First, we can never be certain about what properties are available on any given object, we can only make guesses. No matter how sophisticated a static inferencer is, there will always be runtime properties that are invisible to it.
Next, using a property before it has been initialized will mean that the inferencer cannot use information about it, even if the code works at runtime. For example,
var x;
function getX() {
return x;
}
x = 0;
Since the inferencer runs in lexical order, hovering over the x in the return statement will show that x is undefined, even though later on the value is set to type Number.

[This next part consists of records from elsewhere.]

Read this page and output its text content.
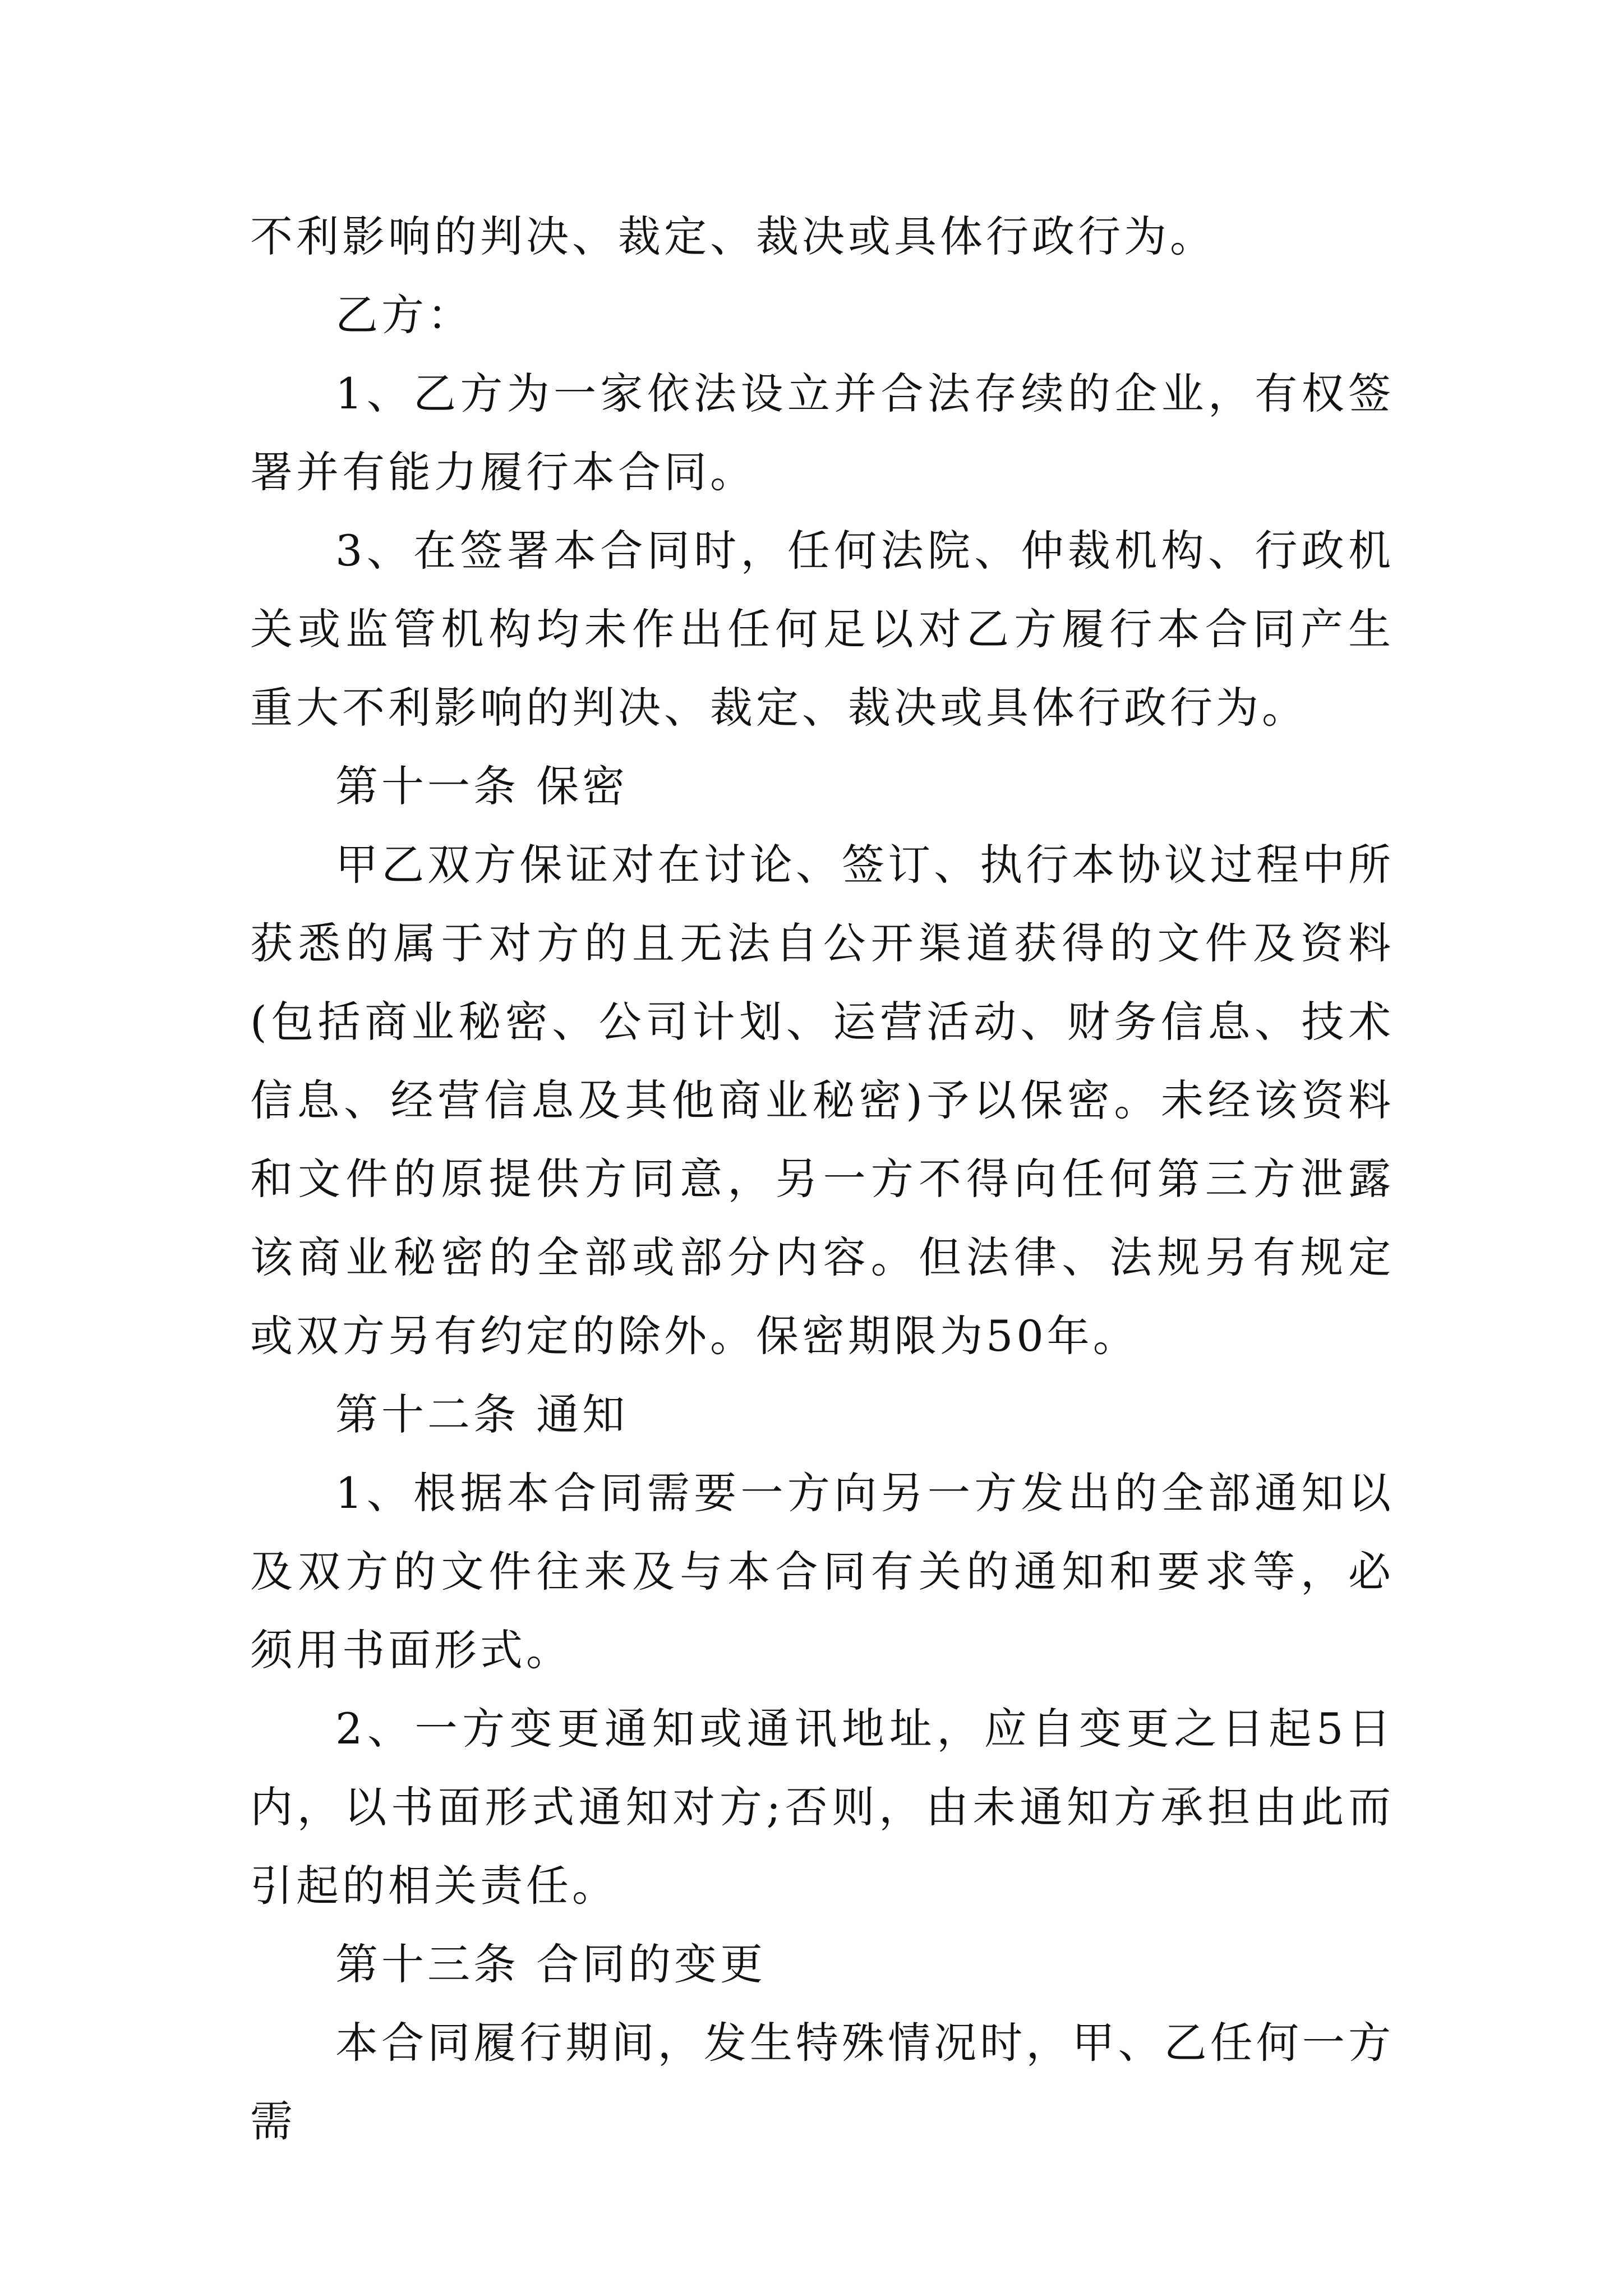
不利影响的判决、裁定、裁决或具体行政行为。

乙方：

1、乙方为一家依法设立并合法存续的企业，有权签署并有能力履行本合同。

3、在签署本合同时，任何法院、仲裁机构、行政机关或监管机构均未作出任何足以对乙方履行本合同产生重大不利影响的判决、裁定、裁决或具体行政行为。

第十一条 保密

甲乙双方保证对在讨论、签订、执行本协议过程中所获悉的属于对方的且无法自公开渠道获得的文件及资料(包括商业秘密、公司计划、运营活动、财务信息、技术信息、经营信息及其他商业秘密)予以保密。未经该资料和文件的原提供方同意，另一方不得向任何第三方泄露该商业秘密的全部或部分内容。但法律、法规另有规定或双方另有约定的除外。保密期限为50年。

第十二条 通知

1、根据本合同需要一方向另一方发出的全部通知以及双方的文件往来及与本合同有关的通知和要求等，必须用书面形式。

2、一方变更通知或通讯地址，应自变更之日起5日内，以书面形式通知对方;否则，由未通知方承担由此而引起的相关责任。

第十三条 合同的变更

本合同履行期间，发生特殊情况时，甲、乙任何一方需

Finally, parameter types cannot be inferred. For example:
function myFun(num) { return num+1; }
myFun(7);
Scripted has no information about the expected type of num in this case which can be fairly frustrating if the type is obvious to the programmer.
JSdoc support
To partially solve the lack of parameter typing, Scripted recognizes JSdoc-style comments. All JSdoc comments are parsed and attached to appropriate function and variable declarations. And this feeds into the inferencer.
There are many flavors of JSdoc, and we have chosen to use those described by the Google Closure Compiler since they are the most sound and complete. See Google Closure Compiler documentation for a complete description on how to specify the comments. All JSdoc comments are parsed by doctrine.
AMD/CommonJS module awareness
One of the more powerful features of Scripted is its awareness of JavaScript modules. This means that editing features like content assist can leverage information across multiple files. Scripted understands AMD style modules (used by requirejs) and CommonJS modules (used by node). We may add support for other kinds of modules later.
After loading a JavaScript file, the Scripted client asks the server for all transitive dependencies of that file. And for each transitive dependency, Scripted will summarize it and store the summary in the browser's local storage. A file summary consists of all exported properties, their types and any type reachable through any of the exported properties. Dependencies are re-summarized on file-save.
Here is a simple example
- foo.js:
define('foo', [], { val : 9 });
- bar.js
define('bar', ['foo'], function(foo) { return foo; });
- baz.js
define('baz', ['bar'], function(bar) { console.log(bar.val); });
Hover over val in baz.js and you will see that val is resolved to Number. Press F8 and the caret is navigated to the definition in foo.js.
Root files of a project may have many dependencies (our scriptedSetup.js file has over 100). This can take a significant amount of time to fully parse. And so all summarizing occurs inside of a web worker in a background thread. The result is that all this background work is not noticeable to the user. And if a user invokes content assist or some other operation that requires inferencing before summarizing is complete, partial results will still be available.
There are many ways to improve the performance of summarizing. For example, on the client side, we could be doing some more sophisticated caching of summaries and not re-summarize if neither the file nor its dependencies has changed since the last summary. But so far, we are finding the performance perfectly fine without this enhancement.